From what I have heard, Ads won't be sent to free users that are under 18. So I guess if you didn't want ads and there isn't much of an restriction regarding prompts for under 18s than you have a loophole where you can sign up for an account and set the DOB to like 8-10 years old to be free of the ads.
 
I saw elsewhere someone summarize it as: they offered LLM ChatBots as this miracle of deep insight that had to remain pure of any commercial influence, only to have a gorillion people a day melt a million GPUs asking "Which TV best?", with the 0.01% of their user base paying for premium memberships trying to cover the cost.

They could just be charging for ads every time they list a product, and be much more self-sufficient. If they want to keep the LLM itself unbiased, they can have it generate answers like it is now, then a separate dumb layer looks at its text and inserts links where relevant.
If you think that's how it would stay, I've got a bridge to sell you. Google Search became almost unusable overnight because they decided it wasn't making profit fast enough. Never mind that it was practically printing money, they needed more money and faster.
A solution like that is only going to last so long as somebody who has enough authority can hold off further incursion, and that won't be long when Walmart starts getting upset that they aren't the first answer when somebody asks what supermarket is the best, and they start threatening to pull their ads, or somebody with incredibly deep pockets starts wanting to push their thing without the users knowing. It will never last.
 
If you think that's how it would stay, I've got a bridge to sell you.
that is only going to last so long as somebody who has enough authority can hold off further incursion
I don't have any idea what direction this will take. I was just describing the discussion I saw of the tension between keeping the model "pure", and trying to fund endless free requests.

Having an ad layer on top of the "objective" chatbot is easy, same way they handle tracking your token use and kicking you to a lower model (you can ask an LLM about it and it won't have visibility). But once you let people pay to influence the actual answers, that would seem like a dealbreaker for most.
 
I don't have any idea what direction this will take. I was just describing the discussion I saw of the tension between keeping the model "pure", and trying to fund endless free requests.

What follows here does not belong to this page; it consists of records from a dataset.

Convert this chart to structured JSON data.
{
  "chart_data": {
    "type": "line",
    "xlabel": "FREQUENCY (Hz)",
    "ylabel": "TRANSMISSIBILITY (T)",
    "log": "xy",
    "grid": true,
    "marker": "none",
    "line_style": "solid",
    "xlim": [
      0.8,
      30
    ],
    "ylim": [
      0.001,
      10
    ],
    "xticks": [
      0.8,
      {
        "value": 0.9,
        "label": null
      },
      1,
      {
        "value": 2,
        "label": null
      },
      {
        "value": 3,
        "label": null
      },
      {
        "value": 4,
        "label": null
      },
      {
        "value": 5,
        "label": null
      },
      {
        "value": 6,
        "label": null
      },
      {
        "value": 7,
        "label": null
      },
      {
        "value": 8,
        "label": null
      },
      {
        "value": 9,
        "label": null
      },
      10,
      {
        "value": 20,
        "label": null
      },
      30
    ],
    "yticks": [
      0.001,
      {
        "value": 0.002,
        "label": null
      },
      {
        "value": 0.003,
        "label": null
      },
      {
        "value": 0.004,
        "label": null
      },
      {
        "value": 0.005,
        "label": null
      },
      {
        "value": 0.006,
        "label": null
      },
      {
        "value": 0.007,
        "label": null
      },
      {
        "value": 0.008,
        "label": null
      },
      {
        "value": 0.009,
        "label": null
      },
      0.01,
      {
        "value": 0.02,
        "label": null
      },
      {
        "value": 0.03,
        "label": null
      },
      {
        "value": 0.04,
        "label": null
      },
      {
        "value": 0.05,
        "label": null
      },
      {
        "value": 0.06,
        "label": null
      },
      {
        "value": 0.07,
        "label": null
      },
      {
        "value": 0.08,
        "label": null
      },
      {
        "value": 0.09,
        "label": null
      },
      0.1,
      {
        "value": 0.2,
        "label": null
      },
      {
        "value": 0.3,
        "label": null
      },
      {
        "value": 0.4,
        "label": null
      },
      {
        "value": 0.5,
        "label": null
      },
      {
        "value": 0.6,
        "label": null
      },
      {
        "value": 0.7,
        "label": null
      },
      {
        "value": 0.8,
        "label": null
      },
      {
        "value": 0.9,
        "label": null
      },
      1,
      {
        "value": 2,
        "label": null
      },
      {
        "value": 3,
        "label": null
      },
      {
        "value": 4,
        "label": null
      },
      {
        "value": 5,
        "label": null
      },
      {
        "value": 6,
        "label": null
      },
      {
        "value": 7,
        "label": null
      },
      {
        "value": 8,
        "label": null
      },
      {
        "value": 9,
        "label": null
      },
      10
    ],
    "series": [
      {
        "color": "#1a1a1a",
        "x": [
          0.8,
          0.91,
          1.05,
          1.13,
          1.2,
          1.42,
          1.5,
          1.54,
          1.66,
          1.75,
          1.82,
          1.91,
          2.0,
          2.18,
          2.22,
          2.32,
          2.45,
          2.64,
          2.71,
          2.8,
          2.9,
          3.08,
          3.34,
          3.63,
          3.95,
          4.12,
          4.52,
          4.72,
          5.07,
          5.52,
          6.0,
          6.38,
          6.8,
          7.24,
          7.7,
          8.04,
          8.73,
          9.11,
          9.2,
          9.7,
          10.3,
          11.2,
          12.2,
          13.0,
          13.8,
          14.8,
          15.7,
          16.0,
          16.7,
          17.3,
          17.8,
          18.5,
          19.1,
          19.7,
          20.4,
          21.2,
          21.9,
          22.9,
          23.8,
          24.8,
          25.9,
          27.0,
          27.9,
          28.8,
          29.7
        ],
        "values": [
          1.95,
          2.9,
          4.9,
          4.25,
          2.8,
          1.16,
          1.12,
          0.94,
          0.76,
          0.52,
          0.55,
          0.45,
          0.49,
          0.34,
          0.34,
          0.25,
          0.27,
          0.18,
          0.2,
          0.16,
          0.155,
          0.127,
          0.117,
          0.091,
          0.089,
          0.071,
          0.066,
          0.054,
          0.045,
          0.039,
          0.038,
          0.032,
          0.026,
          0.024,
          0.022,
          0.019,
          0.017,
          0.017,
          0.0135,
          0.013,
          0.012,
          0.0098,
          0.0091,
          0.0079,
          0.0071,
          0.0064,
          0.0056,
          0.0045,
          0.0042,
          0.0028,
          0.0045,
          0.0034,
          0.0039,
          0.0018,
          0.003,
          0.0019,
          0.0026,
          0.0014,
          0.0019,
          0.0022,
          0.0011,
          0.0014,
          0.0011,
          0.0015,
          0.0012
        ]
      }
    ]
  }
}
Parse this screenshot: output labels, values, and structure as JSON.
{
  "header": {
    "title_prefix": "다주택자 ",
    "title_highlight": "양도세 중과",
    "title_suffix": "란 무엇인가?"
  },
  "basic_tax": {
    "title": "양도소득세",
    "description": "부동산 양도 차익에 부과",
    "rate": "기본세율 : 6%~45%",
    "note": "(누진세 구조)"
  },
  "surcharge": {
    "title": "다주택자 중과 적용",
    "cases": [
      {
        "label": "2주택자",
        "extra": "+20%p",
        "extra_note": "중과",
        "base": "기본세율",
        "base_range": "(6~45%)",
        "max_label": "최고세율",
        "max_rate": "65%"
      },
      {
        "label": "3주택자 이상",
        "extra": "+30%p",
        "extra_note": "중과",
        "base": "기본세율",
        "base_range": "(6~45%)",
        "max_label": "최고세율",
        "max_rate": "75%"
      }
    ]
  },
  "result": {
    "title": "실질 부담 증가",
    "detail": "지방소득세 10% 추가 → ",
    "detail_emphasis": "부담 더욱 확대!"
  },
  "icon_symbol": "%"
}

Having an ad layer on top of the "objective" chatbot is easy, same way they handle tracking your token use and kicking you to a lower model (you can ask an LLM about it and it won't have visibility). But once you let people pay to influence the actual answers, that would seem like a dealbreaker for most.
Wasn't trying to imply that *you* directly were assuming that it would pan out that way. For the record, I think they will do it just that way at first, and maybe even for quite some time. IIRC, once people started noticing that Google was actively manipulating search results, they lied about it at first. It actually took a few years until there was actual evidence, all the while you had people talking about how they had to attach reddit to actually get anything relevant. You'd think that actively manipulating results would be a dealbreaker, but there's still loads of people using Google.